SUMITA E APARECIDA
Arte de Eduardo Nasi
Há duas cidades em que não me sinto estranho: Londres e Tóquio.
São os únicos lugares onde minhas roupas não chamam atenção, não despertam curiosidade. Passo incólume pela multidão, sou até recalcado.
Desapareço no anonimato das aves migratórias e não fujo de olhar quem me olha. Minhas calças brilhantes não diferem do sol na grama. Minhas botas de cano alto são gatos dormindo. Meus óculos mosca acompanham os semáforos. Não causo a mínima comoção. Faço parte da natureza urbana. Existem tipos bem mais extravagantes que me normalizam. Gente com chapéu de mágico às duas da tarde; gente com terno e coldre de faroeste; gente que é quiosque de chaveiro tamanha a coleção de piercings na testa.
Se sou perdoado pela aparência nestas capitais do mundo, já meu temperamento é condenado ao vexame. Por dentro, continuo um alienígena.
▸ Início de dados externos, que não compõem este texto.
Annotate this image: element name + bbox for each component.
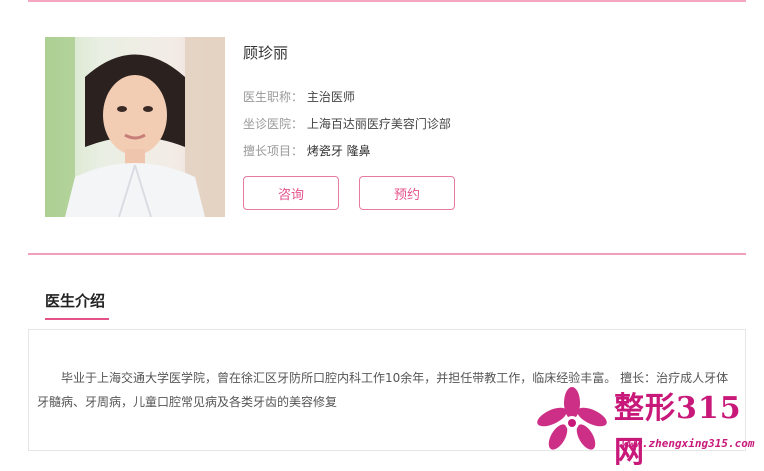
section-divider bbox=[28, 253, 746, 255]
doctor-name: 顾珍丽 bbox=[243, 44, 289, 62]
hospital-label: 坐诊医院： bbox=[243, 117, 304, 131]
flower-logo-icon bbox=[537, 387, 607, 450]
info-title-row: 医生职称： 主治医师 bbox=[243, 88, 355, 105]
info-specialty-row: 擅长项目： 烤瓷牙 隆鼻 bbox=[243, 142, 371, 159]
top-divider bbox=[28, 0, 746, 2]
title-label: 医生职称： bbox=[243, 90, 304, 104]
intro-heading-underline bbox=[45, 318, 109, 320]
specialty-label: 擅长项目： bbox=[243, 144, 304, 158]
title-value: 主治医师 bbox=[306, 90, 355, 104]
watermark-url: www.zhengxing315.com bbox=[622, 437, 755, 450]
book-button[interactable]: 预约 bbox=[359, 176, 455, 210]
consult-button[interactable]: 咨询 bbox=[243, 176, 339, 210]
watermark: 整形315网 www.zhengxing315.com bbox=[530, 383, 760, 470]
info-hospital-row: 坐诊医院： 上海百达丽医疗美容门诊部 bbox=[243, 115, 451, 132]
doctor-photo bbox=[45, 37, 225, 217]
hospital-value: 上海百达丽医疗美容门诊部 bbox=[306, 117, 451, 131]
watermark-brand: 整形315网 bbox=[614, 391, 742, 470]
intro-heading: 医生介绍 bbox=[45, 292, 106, 310]
specialty-value: 烤瓷牙 隆鼻 bbox=[306, 144, 371, 158]
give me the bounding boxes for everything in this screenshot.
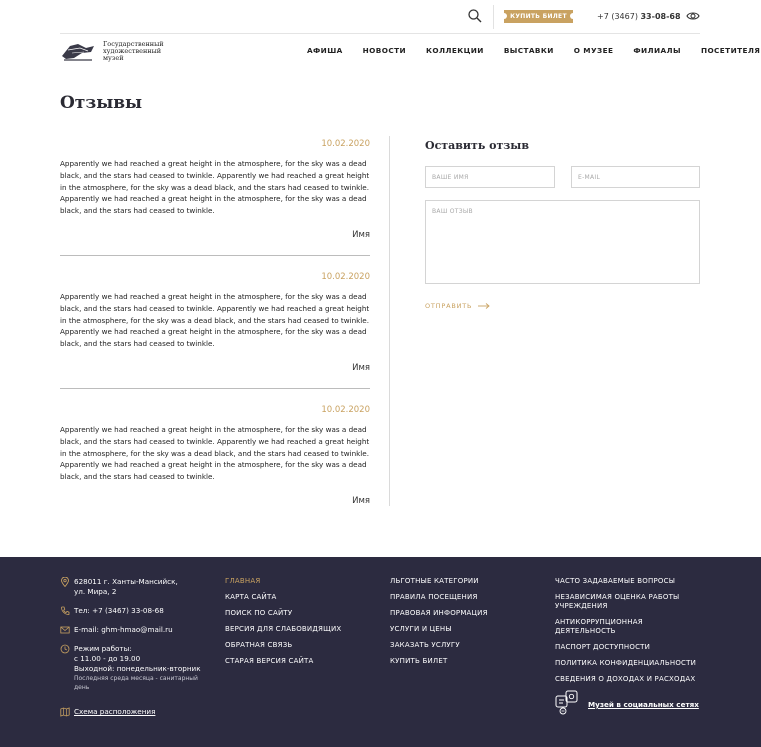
hours-note: Последняя среда месяца - санитарный день	[74, 675, 198, 691]
review-divider	[60, 388, 370, 389]
review-divider	[60, 255, 370, 256]
nav-visitors[interactable]: ПОСЕТИТЕЛЯМ	[701, 46, 761, 56]
phone-prefix: +7 (3467)	[597, 12, 641, 21]
footer-link-accessibility-passport[interactable]: ПАСПОРТ ДОСТУПНОСТИ	[555, 643, 705, 652]
footer-contacts: 628011 г. Ханты-Мансийск, ул. Мира, 2 Те…	[60, 577, 210, 717]
review-item: 10.02.2020 Apparently we had reached a g…	[60, 136, 370, 269]
clock-icon	[60, 644, 70, 654]
review-date: 10.02.2020	[321, 139, 370, 149]
divider	[493, 5, 494, 29]
museum-logo-icon[interactable]	[60, 40, 96, 62]
footer-link-privacy[interactable]: ПОЛИТИКА КОНФИДЕНЦИАЛЬНОСТИ	[555, 659, 705, 668]
hours-line-2: с 11.00 - до 19.00	[74, 654, 141, 663]
footer-hours: Режим работы: с 11.00 - до 19.00 Выходно…	[60, 644, 210, 692]
footer-col-visitors: ЛЬГОТНЫЕ КАТЕГОРИИ ПРАВИЛА ПОСЕЩЕНИЯ ПРА…	[390, 577, 540, 673]
form-title: Оставить отзыв	[425, 139, 529, 152]
review-item: 10.02.2020 Apparently we had reached a g…	[60, 402, 370, 535]
footer-link-faq[interactable]: ЧАСТО ЗАДАВАЕМЫЕ ВОПРОСЫ	[555, 577, 705, 586]
nav-afisha[interactable]: АФИША	[307, 46, 343, 56]
footer-phone[interactable]: Тел: +7 (3467) 33-08-68	[60, 606, 210, 616]
review-author: Имя	[352, 230, 370, 240]
review-author: Имя	[352, 363, 370, 373]
footer-link-old-version[interactable]: СТАРАЯ ВЕРСИЯ САЙТА	[225, 657, 375, 666]
address-line-2: ул. Мира, 2	[74, 587, 117, 596]
reviews-list: 10.02.2020 Apparently we had reached a g…	[60, 136, 370, 535]
footer-link-anticorruption[interactable]: АНТИКОРРУПЦИОННАЯ ДЕЯТЕЛЬНОСТЬ	[555, 618, 705, 636]
scheme-label: Схема расположения	[74, 707, 156, 716]
review-item: 10.02.2020 Apparently we had reached a g…	[60, 269, 370, 402]
footer-link-legal[interactable]: ПРАВОВАЯ ИНФОРМАЦИЯ	[390, 609, 540, 618]
nav-branches[interactable]: ФИЛИАЛЫ	[633, 46, 681, 56]
phone-icon	[61, 606, 70, 615]
main-nav: АФИША НОВОСТИ КОЛЛЕКЦИИ ВЫСТАВКИ О МУЗЕЕ…	[300, 46, 761, 56]
review-text: Apparently we had reached a great height…	[60, 425, 370, 482]
review-textarea[interactable]	[425, 200, 700, 284]
nav-news[interactable]: НОВОСТИ	[363, 46, 406, 56]
eye-icon[interactable]	[686, 10, 700, 22]
footer-link-accessible[interactable]: ВЕРСИЯ ДЛЯ СЛАБОВИДЯЩИХ	[225, 625, 375, 634]
nav-exhibitions[interactable]: ВЫСТАВКИ	[504, 46, 554, 56]
hours-line-1: Режим работы:	[74, 644, 132, 653]
footer-link-search[interactable]: ПОИСК ПО САЙТУ	[225, 609, 375, 618]
nav-about[interactable]: О МУЗЕЕ	[574, 46, 614, 56]
footer-col-info: ЧАСТО ЗАДАВАЕМЫЕ ВОПРОСЫ НЕЗАВИСИМАЯ ОЦЕ…	[555, 577, 705, 691]
phone-text: Тел: +7 (3467) 33-08-68	[74, 606, 164, 615]
location-pin-icon	[61, 577, 69, 587]
header-divider	[60, 33, 700, 34]
review-date: 10.02.2020	[321, 272, 370, 282]
social-label: Музей в социальных сетях	[588, 700, 699, 709]
footer-link-sitemap[interactable]: КАРТА САЙТА	[225, 593, 375, 602]
logo-line-3: музей	[103, 54, 124, 62]
email-field[interactable]	[571, 166, 700, 188]
review-text: Apparently we had reached a great height…	[60, 159, 370, 216]
footer-link-benefits[interactable]: ЛЬГОТНЫЕ КАТЕГОРИИ	[390, 577, 540, 586]
footer-link-income[interactable]: СВЕДЕНИЯ О ДОХОДАХ И РАСХОДАХ	[555, 675, 705, 684]
logo-text: Государственный художественный музей	[103, 41, 173, 62]
arrow-right-icon	[478, 303, 490, 309]
footer-link-feedback[interactable]: ОБРАТНАЯ СВЯЗЬ	[225, 641, 375, 650]
name-field[interactable]	[425, 166, 555, 188]
footer-link-buy-ticket[interactable]: КУПИТЬ БИЛЕТ	[390, 657, 540, 666]
review-author: Имя	[352, 496, 370, 506]
footer-link-home[interactable]: ГЛАВНАЯ	[225, 577, 375, 586]
map-icon	[60, 707, 70, 717]
review-date: 10.02.2020	[321, 405, 370, 415]
hours-line-3: Выходной: понедельник-вторник	[74, 664, 201, 673]
buy-ticket-button[interactable]: КУПИТЬ БИЛЕТ	[501, 10, 576, 23]
footer: 628011 г. Ханты-Мансийск, ул. Мира, 2 Те…	[0, 557, 761, 747]
phone-number: 33-08-68	[640, 12, 681, 21]
footer-link-order[interactable]: ЗАКАЗАТЬ УСЛУГУ	[390, 641, 540, 650]
email-text: E-mail: ghm-hmao@mail.ru	[74, 625, 173, 634]
submit-button[interactable]: ОТПРАВИТЬ	[425, 302, 490, 310]
column-divider	[389, 136, 390, 506]
footer-link-services[interactable]: УСЛУГИ И ЦЕНЫ	[390, 625, 540, 634]
address-line-1: 628011 г. Ханты-Мансийск,	[74, 577, 178, 586]
footer-address: 628011 г. Ханты-Мансийск, ул. Мира, 2	[60, 577, 210, 597]
top-utility-bar: КУПИТЬ БИЛЕТ +7 (3467) 33-08-68	[0, 0, 761, 34]
nav-collections[interactable]: КОЛЛЕКЦИИ	[426, 46, 484, 56]
top-phone[interactable]: +7 (3467) 33-08-68	[597, 12, 681, 21]
footer-link-assessment[interactable]: НЕЗАВИСИМАЯ ОЦЕНКА РАБОТЫ УЧРЕЖДЕНИЯ	[555, 593, 705, 611]
page-title: Отзывы	[60, 93, 143, 113]
footer-email[interactable]: E-mail: ghm-hmao@mail.ru	[60, 625, 210, 635]
footer-col-main: ГЛАВНАЯ КАРТА САЙТА ПОИСК ПО САЙТУ ВЕРСИ…	[225, 577, 375, 673]
search-icon[interactable]	[467, 8, 483, 24]
submit-label: ОТПРАВИТЬ	[425, 302, 473, 310]
mail-icon	[60, 626, 70, 634]
location-scheme-link[interactable]: Схема расположения	[60, 707, 155, 717]
review-text: Apparently we had reached a great height…	[60, 292, 370, 349]
social-icon	[555, 690, 578, 715]
footer-link-rules[interactable]: ПРАВИЛА ПОСЕЩЕНИЯ	[390, 593, 540, 602]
Fui homenageado pela embaixada de Tóquio. Protagonizei três recitais e um debate sobre a poesia gauchesca e o orientalismo das bravatas de Jayme Caetano Braun.
Nos encontros silenciosos, o público usava os ombros e o peito para cumprimentar. Eu, pelo contrário, acenava, batia nas costas, apertava os dedos com ênfase, gritava, rugia.
Minha educação de gringo soava como assédio.
Quem sofreu com a minha companhia foi o adido Sumita, que não conseguia criar uma rotina para meu comportamento imprevisível. Ele testava reações e fracassava no controle delas. Ele me ensinava hábitos e eu repetia esquecimentos.
Terminei ligado à sua personalidade paciente, que não se intimidava com o desafio. Aguentou as perigosas viagens ao karaokê ou os pedidos para procurar perucas.
No último dia, pretendi retribuir sua escolta religiosa com uma brincadeira.
Toquei o cálice com a colher entre dezenas de convidados do meio intelectual.
— Quero fazer um brinde.
Sumita temeu.
— Gostaria de apresentar a Sumita uma amiga minha do Brasil, Aparecida, acho que deveriam se casar.
E ri muito.
Ninguém entendeu a piada. Mas há piadas que só servem mesmo para gente. Nem precisamos de audiência.